Imagine you get a call from your child’s school saying that she just hit another student. Yikes!
Now imagine that when you get there you find out the school has only told you a teeny, tiny part of the story. This Mum’s comeback that will make you cheer for another mother…
This is exactly what happened to one mum from Surrey, England. Telling her story on the website Not Always Learning, the mum details how a bullying accusation was much more than a simple case of one child hitting another.
Okay, so hitting is never alright. As parents, we know this and tell our kids this. But, when the mum was told that her teenage daughter had hit a boy in her class, she needed the full story. The teacher and Head of School informed her that her daughter was in serious trouble after physically assaulting a male student. What they hadn’t told her on the phone was that the boy had repeatedly snapped the girl’s bra.
Here’s how it all unfolded:
The boy admitted to snapping the bra. The girl admitted to punching him, after nothing was done at his repeated twanging. After being brought into the school and told what happened the mum asked, “Oh. And you want to know if I’m going to press charges against him for sexually assaulting my daughter and against the school for allowing him to do it?”
That’s when the teacher and Head of Year took the supposedly serious incident of the girl hitting the boy down a notch and said, “Let’s not over-react.” Suddenly the situation went from being severe (when the girl hit the boy) to not that big of a deal (when they boy snapped the girl’s bra).
Not only did the boy touch the girl in a way that she very much did not want, but the teacher did nothing about it. The girl told her teacher, and the teacher reposed by asking her to ignore the snapping.
The girl hadn’t just randomly punched the boy. Far from it. Instead, she was defending herself against what most of us would consider sexual assault.

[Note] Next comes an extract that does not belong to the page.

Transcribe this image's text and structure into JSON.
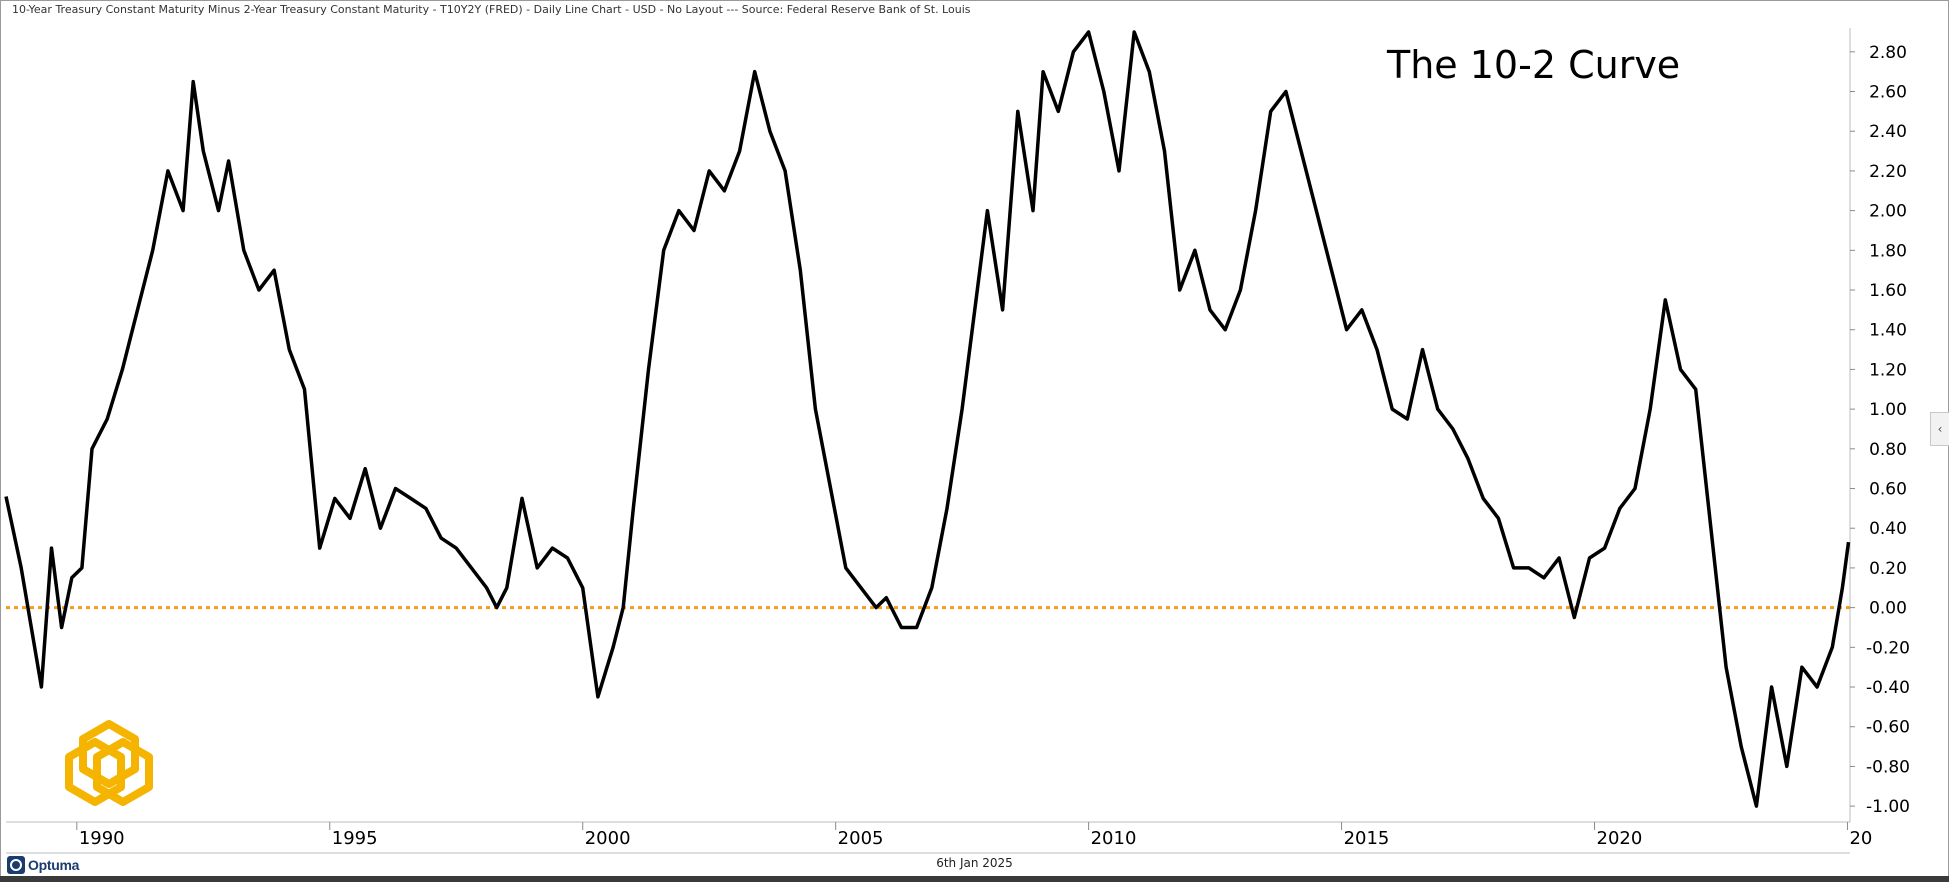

When did it become okay for a boy to touch a girl’s bra at school? And, when did it become okay for a boy to continue this behaviour when the girl says, “no”?
Sexual assault is a serious issue, and should never be ignored by a teacher. The fact that this teacher actually told the girl to ignore it speaks volumes – and not in a good way. According to the Australian Institute of Criminology, sexual assaults have risen by 51% since 1995. Any kind of unwanted touching or sexual act in which the other person doesn’t give consent constitutes assault. The boy’s actions, snapping the girl’s bra even though she didn’t want him near her, could definitely be viewed as a sexual assault.
What happened to this mum and daughter? Even though the school staff repeatedly brought up the fact that the girl had “beaten” the boy, the mum continued to remind them that, “She defended herself against a sexual attack from another pupil.” After telling the boy that she would have him arrested for sexual assault if he ever touched her daughter again, the mum reported the incident to the Board of Governors. And that is exactly what most of mums would have done too!
2 Comments
Equally my son was locked in the girls toilets and refused exit by two girls.
When he attempted to get away his legs were pulled out from him and he fell against the sink and had his two adult front teeth smashed.
The school said it was a prank gone wrong and the punishment was an apology letter
.
So i asked If two male students forced a girl into a toilet blocked and refused her exit what do you think the consequences would be? I was told clearly it would be considered sexually motivated and they would be stood down.
It’s not just women/ girls who are victims. Im TIRED of outraged parents of girls – I have girls too but I tell you their rights are more protected by society and the general public than my sons over and over again.
I am not sure why you would be outraged by parents of girls. I have two sons and I worry about bullying in all shapes and forms, but reading about this…it simply gives me inspiration on how to handle such an injustice should it happen to one of my sons AND it reminds me that I need to continue to be very clear with my sons about how to interact with their classmates and in particular, girls. I remember getting my bra snapped again and again in class as a kid. I remember some other pretty awful things the boys did and I know the teachers knew it was going on. Sometimes they said things about it, but there were never repercussions for the boys. It was humiliating for me to be treated the way I was. I developed pretty early and the other kids used my more developed figure as ammunition against me. I was presumed to be ‘easy’ and willing. I was nothing like that actually. I am a 43 year old woman and I still cringe and feel disgusted thinking about my teenage self and the things some of the boys did at school to me……and that no one seemed to care.